The Injective Policy Institute, or IPI, officially launched on May 21 as a dedicated policy and research organization designed to engage directly with US regulators and lawmakers. Its mission is straightforward, if ambitious: build clear regulatory frameworks for onchain finance and position America as the global leader in digital asset innovation.

What the IPI actually does

The institute’s scope covers four of the most consequential regulatory battlegrounds in crypto right now: decentralized finance, onchain derivatives, stablecoins, and tokenization.

John Medel, who serves as Head of Public Policy at Injective, is leading the effort. Medel has already been active in federal policy discussions, including dialogues surrounding the Clarity Act of 2025.

The IPI isn’t starting from scratch, either. Injective’s previous policy engagement included a submission on July 1, 2025, addressing how DeFi protocols should be treated under the Exchange Act.

The institute has laid out four core principles guiding its work: clarity over ambiguity, access over exclusion, sovereignty over intermediation, and American leadership in digital finance.

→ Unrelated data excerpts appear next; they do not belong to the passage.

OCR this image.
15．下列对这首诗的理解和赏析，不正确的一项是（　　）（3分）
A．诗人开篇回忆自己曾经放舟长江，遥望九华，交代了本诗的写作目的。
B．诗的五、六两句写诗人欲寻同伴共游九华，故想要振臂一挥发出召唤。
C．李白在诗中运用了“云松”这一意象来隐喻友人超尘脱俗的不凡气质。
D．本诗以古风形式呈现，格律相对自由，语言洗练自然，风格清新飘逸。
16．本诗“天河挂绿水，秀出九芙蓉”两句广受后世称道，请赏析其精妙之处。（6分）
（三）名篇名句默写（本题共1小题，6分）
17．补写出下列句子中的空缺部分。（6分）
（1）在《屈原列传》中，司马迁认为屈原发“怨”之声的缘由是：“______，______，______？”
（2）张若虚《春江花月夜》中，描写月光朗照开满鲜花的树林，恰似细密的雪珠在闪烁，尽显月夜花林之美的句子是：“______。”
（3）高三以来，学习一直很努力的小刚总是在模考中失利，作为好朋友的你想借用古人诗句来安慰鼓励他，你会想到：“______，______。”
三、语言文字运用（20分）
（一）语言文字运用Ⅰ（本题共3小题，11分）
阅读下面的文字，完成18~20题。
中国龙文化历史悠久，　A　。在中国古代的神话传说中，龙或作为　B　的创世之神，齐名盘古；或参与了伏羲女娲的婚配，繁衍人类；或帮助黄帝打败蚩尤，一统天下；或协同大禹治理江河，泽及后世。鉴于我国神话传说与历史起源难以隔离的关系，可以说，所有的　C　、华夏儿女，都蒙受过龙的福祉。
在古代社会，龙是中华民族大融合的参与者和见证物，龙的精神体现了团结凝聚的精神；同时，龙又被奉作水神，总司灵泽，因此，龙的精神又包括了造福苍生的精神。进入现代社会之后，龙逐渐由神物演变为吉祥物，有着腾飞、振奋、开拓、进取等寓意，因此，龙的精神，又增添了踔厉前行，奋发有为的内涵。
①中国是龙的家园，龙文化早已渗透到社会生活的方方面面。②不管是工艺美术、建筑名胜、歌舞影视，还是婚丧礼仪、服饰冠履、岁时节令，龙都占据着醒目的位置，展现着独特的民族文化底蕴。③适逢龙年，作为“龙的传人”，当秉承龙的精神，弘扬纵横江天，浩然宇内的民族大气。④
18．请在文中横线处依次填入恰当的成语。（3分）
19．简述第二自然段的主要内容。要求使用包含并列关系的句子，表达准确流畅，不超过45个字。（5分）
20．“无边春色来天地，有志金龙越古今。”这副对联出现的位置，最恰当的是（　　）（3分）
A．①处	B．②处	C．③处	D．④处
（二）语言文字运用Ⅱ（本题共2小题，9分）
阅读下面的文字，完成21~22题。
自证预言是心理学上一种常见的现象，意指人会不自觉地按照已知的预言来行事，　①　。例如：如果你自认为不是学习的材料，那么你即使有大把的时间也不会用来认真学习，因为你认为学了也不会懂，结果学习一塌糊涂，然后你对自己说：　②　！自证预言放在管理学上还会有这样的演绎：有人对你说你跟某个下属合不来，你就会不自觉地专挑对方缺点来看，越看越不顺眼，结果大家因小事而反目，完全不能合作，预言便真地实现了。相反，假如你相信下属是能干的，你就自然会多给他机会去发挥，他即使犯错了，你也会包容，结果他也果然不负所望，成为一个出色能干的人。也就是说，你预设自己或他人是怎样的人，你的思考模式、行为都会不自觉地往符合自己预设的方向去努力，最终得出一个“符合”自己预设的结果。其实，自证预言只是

Going forward, the IPI plans to host technical briefings and produce in-depth policy analyses aimed at lawmakers and regulators.

Why this matters right now

For a Layer 1 blockchain like Injective, which is rooted in the United States and focused on financial applications, the stakes are existential. The wrong regulatory framework could make core products illegal. The right one could unlock a wave of institutional adoption.

What this means for investors

Look, the crypto industry has a long history of promising regulatory engagement and delivering very little. The difference here is that Injective has a paper trail. The July 2025 DeFi submission under the Exchange Act shows that the project was already doing this work before formalizing it into an institute.

For the broader market, the IPI’s focus areas, particularly stablecoins and tokenization, are the two sectors most likely to see major regulatory action in the near term.